Le célèbre détective venant de décéder brutalement, Charles Montfort propose de s'occuper de l'enquête, lui qui a toujours été attiré par les choses de police.

Aidé par son valet et son chauffeur, il va se lancer sur la piste des voleurs au péril de leurs vies.

On retrouve dans cette première aventure tout ce qui fait le sel des récits écrits par José Moselli.

Déjà, un certain dépaysement (même si cette aventure se déroule en Angleterre).

Ensuite, des personnages cosmopolites (ici un Anglais fait équipe avec un Chinois et un Aborigène australien).

Enfin, de l'action, du suspens, de multiples rebondissements, du danger... du rythme.

Car, de ce dernier point de vue, " L'or du Barima " est à rapprocher de ce que je considère comme son chef-d'œuvre : " La momie rouge ".

Après une brève introduction pour présenter les personnages et les plonger dans le bain, Moselli ne laisse aucun répit à ses héros ni à ses lecteurs.

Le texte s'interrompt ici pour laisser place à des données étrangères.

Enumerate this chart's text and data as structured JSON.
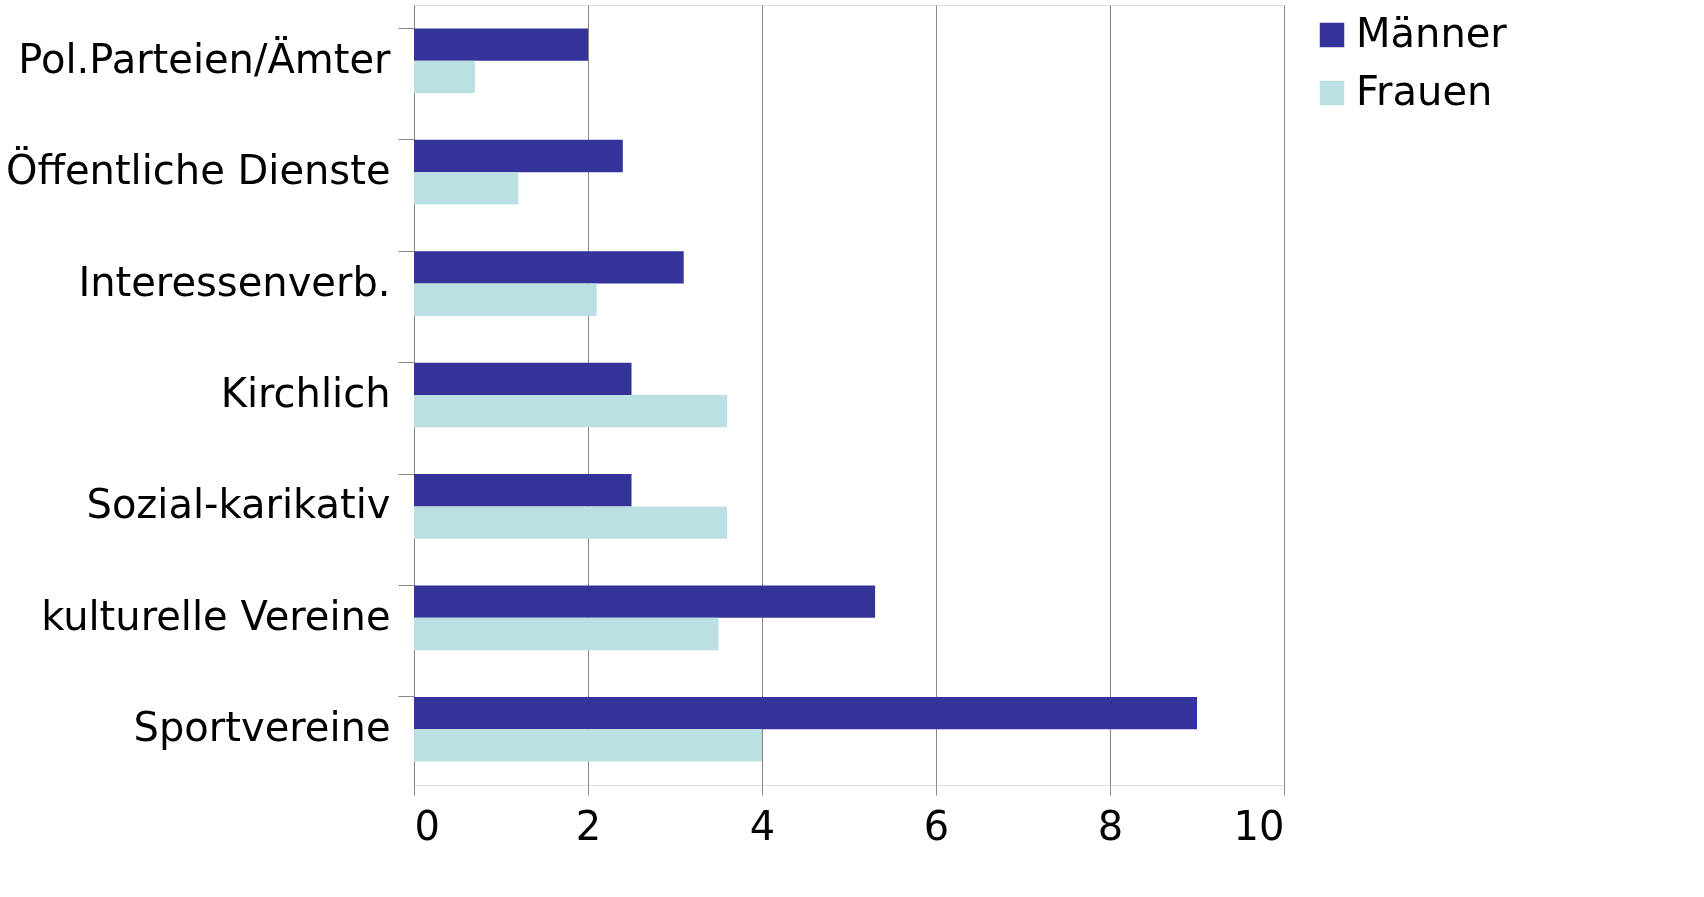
{
  "chart_data": {
    "type": "bar",
    "orientation": "horizontal",
    "categories": [
      "Pol.Parteien/Ämter",
      "Öffentliche Dienste",
      "Interessenverb.",
      "Kirchlich",
      "Sozial-karikativ",
      "kulturelle Vereine",
      "Sportvereine"
    ],
    "series": [
      {
        "name": "Männer",
        "color": "#333399",
        "values": [
          2.0,
          2.4,
          3.1,
          2.5,
          2.5,
          5.3,
          9.0
        ]
      },
      {
        "name": "Frauen",
        "color": "#bbe0e3",
        "values": [
          0.7,
          1.2,
          2.1,
          3.6,
          3.6,
          3.5,
          4.0
        ]
      }
    ],
    "xlim": [
      0,
      10
    ],
    "xticks": [
      0,
      2,
      4,
      6,
      8,
      10
    ],
    "grid": "x",
    "legend": "right"
  }
}
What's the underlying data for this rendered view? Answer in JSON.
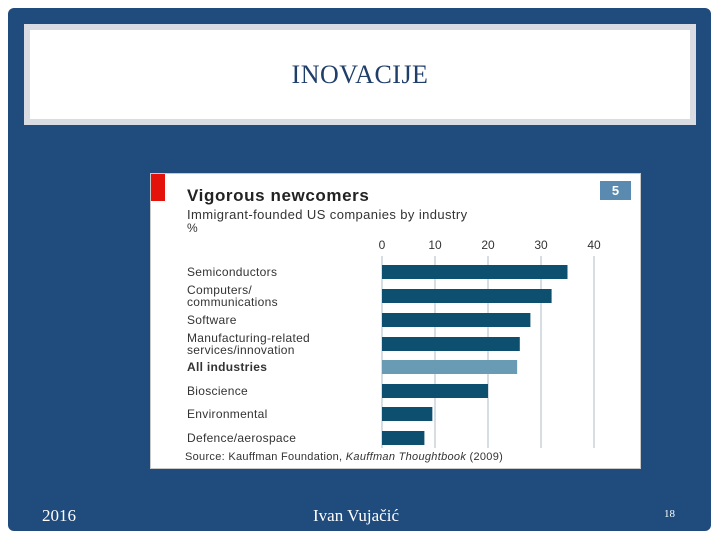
{
  "slide": {
    "title": "INOVACIJE",
    "footer_year": "2016",
    "footer_author": "Ivan Vujačić",
    "page_number": "18"
  },
  "colors": {
    "background": "#1f4b7d",
    "bar": "#0d4f6e",
    "bar_highlight": "#6a9bb5",
    "accent_red": "#e3120b"
  },
  "chart_data": {
    "type": "bar",
    "orientation": "horizontal",
    "title": "Vigorous newcomers",
    "subtitle": "Immigrant-founded US companies by industry",
    "unit": "%",
    "badge": "5",
    "ticks": [
      0,
      10,
      20,
      30,
      40
    ],
    "xlim": [
      0,
      40
    ],
    "grid": true,
    "categories": [
      "Semiconductors",
      "Computers/ communications",
      "Software",
      "Manufacturing-related services/innovation",
      "All industries",
      "Bioscience",
      "Environmental",
      "Defence/aerospace"
    ],
    "category_lines": [
      [
        "Semiconductors"
      ],
      [
        "Computers/",
        "communications"
      ],
      [
        "Software"
      ],
      [
        "Manufacturing-related",
        "services/innovation"
      ],
      [
        "All industries"
      ],
      [
        "Bioscience"
      ],
      [
        "Environmental"
      ],
      [
        "Defence/aerospace"
      ]
    ],
    "values": [
      35,
      32,
      28,
      26,
      25.5,
      20,
      9.5,
      8
    ],
    "highlight_category": "All industries",
    "source_prefix": "Source: Kauffman Foundation, ",
    "source_italic": "Kauffman Thoughtbook",
    "source_suffix": " (2009)"
  }
}
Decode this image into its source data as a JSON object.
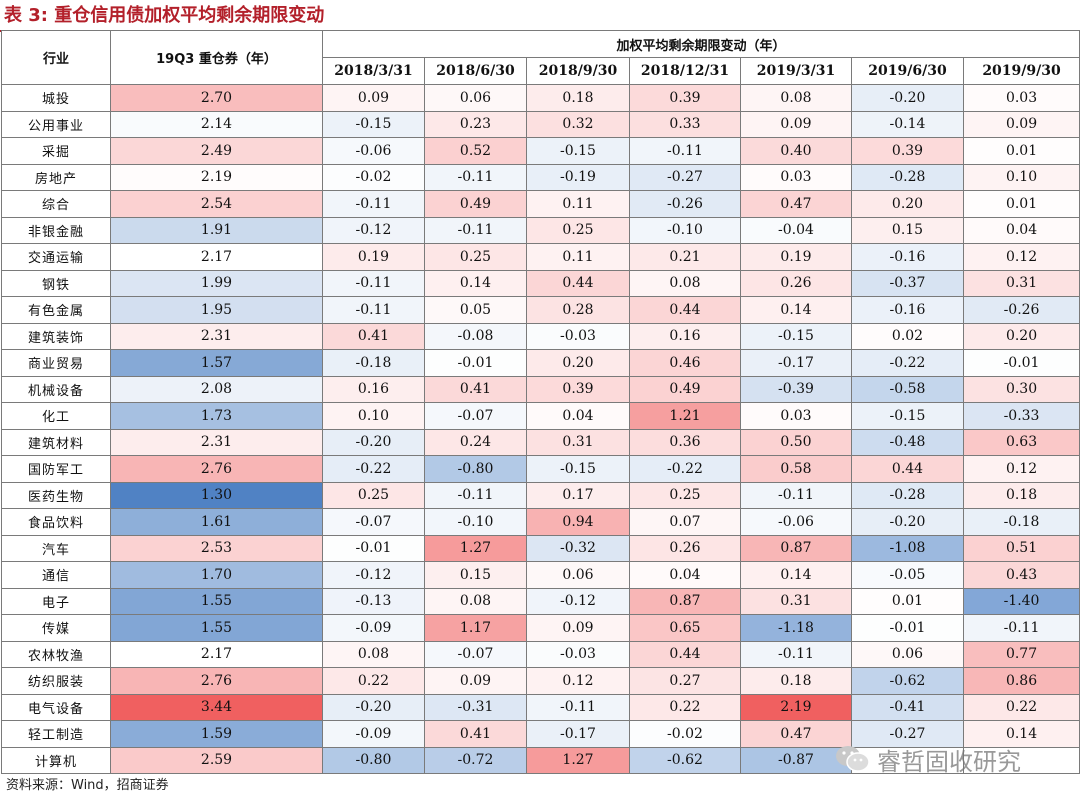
{
  "title": "表 3:  重仓信用债加权平均剩余期限变动",
  "header": {
    "industry": "行业",
    "holding": "19Q3 重仓券（年）",
    "group": "加权平均剩余期限变动（年）",
    "dates": [
      "2018/3/31",
      "2018/6/30",
      "2018/9/30",
      "2018/12/31",
      "2019/3/31",
      "2019/6/30",
      "2019/9/30"
    ]
  },
  "rows": [
    {
      "name": "城投",
      "holding": "2.70",
      "changes": [
        "0.09",
        "0.06",
        "0.18",
        "0.39",
        "0.08",
        "-0.20",
        "0.03"
      ]
    },
    {
      "name": "公用事业",
      "holding": "2.14",
      "changes": [
        "-0.15",
        "0.23",
        "0.32",
        "0.33",
        "0.09",
        "-0.14",
        "0.09"
      ]
    },
    {
      "name": "采掘",
      "holding": "2.49",
      "changes": [
        "-0.06",
        "0.52",
        "-0.15",
        "-0.11",
        "0.40",
        "0.39",
        "0.01"
      ]
    },
    {
      "name": "房地产",
      "holding": "2.19",
      "changes": [
        "-0.02",
        "-0.11",
        "-0.19",
        "-0.27",
        "0.03",
        "-0.28",
        "0.10"
      ]
    },
    {
      "name": "综合",
      "holding": "2.54",
      "changes": [
        "-0.11",
        "0.49",
        "0.11",
        "-0.26",
        "0.47",
        "0.20",
        "0.01"
      ]
    },
    {
      "name": "非银金融",
      "holding": "1.91",
      "changes": [
        "-0.12",
        "-0.11",
        "0.25",
        "-0.10",
        "-0.04",
        "0.15",
        "0.04"
      ]
    },
    {
      "name": "交通运输",
      "holding": "2.17",
      "changes": [
        "0.19",
        "0.25",
        "0.11",
        "0.21",
        "0.19",
        "-0.16",
        "0.12"
      ]
    },
    {
      "name": "钢铁",
      "holding": "1.99",
      "changes": [
        "-0.11",
        "0.14",
        "0.44",
        "0.08",
        "0.26",
        "-0.37",
        "0.31"
      ]
    },
    {
      "name": "有色金属",
      "holding": "1.95",
      "changes": [
        "-0.11",
        "0.05",
        "0.28",
        "0.44",
        "0.14",
        "-0.16",
        "-0.26"
      ]
    },
    {
      "name": "建筑装饰",
      "holding": "2.31",
      "changes": [
        "0.41",
        "-0.08",
        "-0.03",
        "0.16",
        "-0.15",
        "0.02",
        "0.20"
      ]
    },
    {
      "name": "商业贸易",
      "holding": "1.57",
      "changes": [
        "-0.18",
        "-0.01",
        "0.20",
        "0.46",
        "-0.17",
        "-0.22",
        "-0.01"
      ]
    },
    {
      "name": "机械设备",
      "holding": "2.08",
      "changes": [
        "0.16",
        "0.41",
        "0.39",
        "0.49",
        "-0.39",
        "-0.58",
        "0.30"
      ]
    },
    {
      "name": "化工",
      "holding": "1.73",
      "changes": [
        "0.10",
        "-0.07",
        "0.04",
        "1.21",
        "0.03",
        "-0.15",
        "-0.33"
      ]
    },
    {
      "name": "建筑材料",
      "holding": "2.31",
      "changes": [
        "-0.20",
        "0.24",
        "0.31",
        "0.36",
        "0.50",
        "-0.48",
        "0.63"
      ]
    },
    {
      "name": "国防军工",
      "holding": "2.76",
      "changes": [
        "-0.22",
        "-0.80",
        "-0.15",
        "-0.22",
        "0.58",
        "0.44",
        "0.12"
      ]
    },
    {
      "name": "医药生物",
      "holding": "1.30",
      "changes": [
        "0.25",
        "-0.11",
        "0.17",
        "0.25",
        "-0.11",
        "-0.28",
        "0.18"
      ]
    },
    {
      "name": "食品饮料",
      "holding": "1.61",
      "changes": [
        "-0.07",
        "-0.10",
        "0.94",
        "0.07",
        "-0.06",
        "-0.20",
        "-0.18"
      ]
    },
    {
      "name": "汽车",
      "holding": "2.53",
      "changes": [
        "-0.01",
        "1.27",
        "-0.32",
        "0.26",
        "0.87",
        "-1.08",
        "0.51"
      ]
    },
    {
      "name": "通信",
      "holding": "1.70",
      "changes": [
        "-0.12",
        "0.15",
        "0.06",
        "0.04",
        "0.14",
        "-0.05",
        "0.43"
      ]
    },
    {
      "name": "电子",
      "holding": "1.55",
      "changes": [
        "-0.13",
        "0.08",
        "-0.12",
        "0.87",
        "0.31",
        "0.01",
        "-1.40"
      ]
    },
    {
      "name": "传媒",
      "holding": "1.55",
      "changes": [
        "-0.09",
        "1.17",
        "0.09",
        "0.65",
        "-1.18",
        "-0.01",
        "-0.11"
      ]
    },
    {
      "name": "农林牧渔",
      "holding": "2.17",
      "changes": [
        "0.08",
        "-0.07",
        "-0.03",
        "0.44",
        "-0.11",
        "0.06",
        "0.77"
      ]
    },
    {
      "name": "纺织服装",
      "holding": "2.76",
      "changes": [
        "0.22",
        "0.09",
        "0.12",
        "0.27",
        "0.18",
        "-0.62",
        "0.86"
      ]
    },
    {
      "name": "电气设备",
      "holding": "3.44",
      "changes": [
        "-0.20",
        "-0.31",
        "-0.11",
        "0.22",
        "2.19",
        "-0.41",
        "0.22"
      ]
    },
    {
      "name": "轻工制造",
      "holding": "1.59",
      "changes": [
        "-0.09",
        "0.41",
        "-0.17",
        "-0.02",
        "0.47",
        "-0.27",
        "0.14"
      ]
    },
    {
      "name": "计算机",
      "holding": "2.59",
      "changes": [
        "-0.80",
        "-0.72",
        "1.27",
        "-0.62",
        "-0.87",
        "",
        ""
      ]
    }
  ],
  "source": "资料来源：Wind，招商证券",
  "watermark": "睿哲固收研究",
  "watermark_icon": "wechat-icon",
  "colors": {
    "title": "#b3202a",
    "positive": "#f06060",
    "negative": "#4a7fc4"
  }
}
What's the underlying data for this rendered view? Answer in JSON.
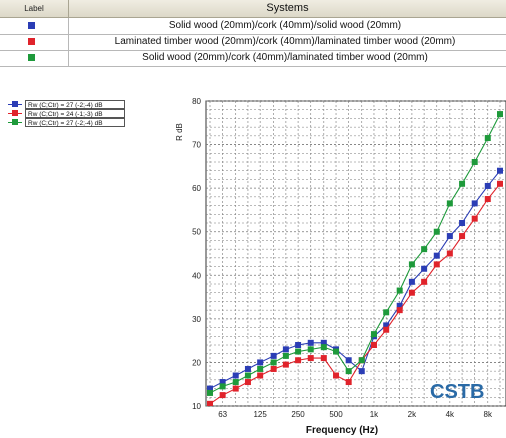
{
  "table": {
    "label_header": "Label",
    "systems_header": "Systems",
    "rows": [
      {
        "text": "Solid wood (20mm)/cork (40mm)/solid wood (20mm)",
        "color": "#2b3db5"
      },
      {
        "text": "Laminated timber wood (20mm)/cork (40mm)/laminated timber wood (20mm)",
        "color": "#e0232b"
      },
      {
        "text": "Solid wood (20mm)/cork (40mm)/laminated timber wood (20mm)",
        "color": "#1e9a3b"
      }
    ]
  },
  "legend": [
    {
      "text": "Rw (C;Ctr) = 27 (-2;-4) dB"
    },
    {
      "text": "Rw (C;Ctr) = 24 (-1;-3) dB"
    },
    {
      "text": "Rw (C;Ctr) = 27 (-2;-4) dB"
    }
  ],
  "logo": {
    "text": "CSTB"
  },
  "chart_data": {
    "type": "line",
    "xlabel": "Frequency (Hz)",
    "ylabel": "R dB",
    "x_scale": "log",
    "ylim": [
      10,
      80
    ],
    "yticks": [
      10,
      20,
      30,
      40,
      50,
      60,
      70,
      80
    ],
    "xtick_labels": [
      "63",
      "125",
      "250",
      "500",
      "1k",
      "2k",
      "4k",
      "8k"
    ],
    "xtick_values": [
      63,
      125,
      250,
      500,
      1000,
      2000,
      4000,
      8000
    ],
    "grid": true,
    "x": [
      50,
      63,
      80,
      100,
      125,
      160,
      200,
      250,
      315,
      400,
      500,
      630,
      800,
      1000,
      1250,
      1600,
      2000,
      2500,
      3150,
      4000,
      5000,
      6300,
      8000,
      10000
    ],
    "series": [
      {
        "color": "#2b3db5",
        "values": [
          14,
          15.5,
          17,
          18.5,
          20,
          21.5,
          23,
          24,
          24.5,
          24.5,
          23,
          20.5,
          18,
          26,
          28.5,
          33,
          38.5,
          41.5,
          44.5,
          49,
          52,
          56.5,
          60.5,
          64
        ]
      },
      {
        "color": "#e0232b",
        "values": [
          10.5,
          12.5,
          14,
          15.5,
          17,
          18.5,
          19.5,
          20.5,
          21,
          21,
          17,
          15.5,
          20.5,
          24,
          27.5,
          32,
          36,
          38.5,
          42.5,
          45,
          49,
          53,
          57.5,
          61
        ]
      },
      {
        "color": "#1e9a3b",
        "values": [
          13,
          14.5,
          15.5,
          17,
          18.5,
          20,
          21.5,
          22.5,
          23,
          23.5,
          22.5,
          18,
          20.5,
          26.5,
          31.5,
          36.5,
          42.5,
          46,
          50,
          56.5,
          61,
          66,
          71.5,
          77
        ]
      }
    ]
  }
}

Les événements s'enchaînent, l'auteur alterne les récits des actions de chaque membre du trio, n'hésitant pas à en laisser un dans une situation périlleuse pour aller s'occuper d'un autre, laissant et ledit personnage et le lecteur dans une certaine attente frustrante, ou bien terminant chaque livraison (la part du récit destiné à un numéro de magazine, obligeant le lecteur de l'époque à attendre la semaine suivante pour connaître la suite) sur un cliffhanger (une situation dramatique, dangereuse, en pleine action).

José Moselli maîtrise à la perfection le découpage de ses séries, à tel point que, dans certains cas (" La momie rouge ", par exemple) cela frise le machiavélisme voire le sadisme de laisser le lecteur dans une telle attente.

J'ai apprécié que, pour une fois, l'un des personnages principaux soit un Aborigène australien (même s'il est traité comme les noirs africains de la littérature de l'époque) et, surtout, que l'auteur nous propose un trio là où d'habitude, il se contentait d'un héros solitaire (Iko Terouka) ou d'un duo (M. Dupont et Koufo ; Browning et Rascasse...)

Au final, un récit mosellien mettant en scène des personnages moselliens, un récit d'aventures policières agréable, rythmé, plein de rebondissements. Un très bon moment de lecture.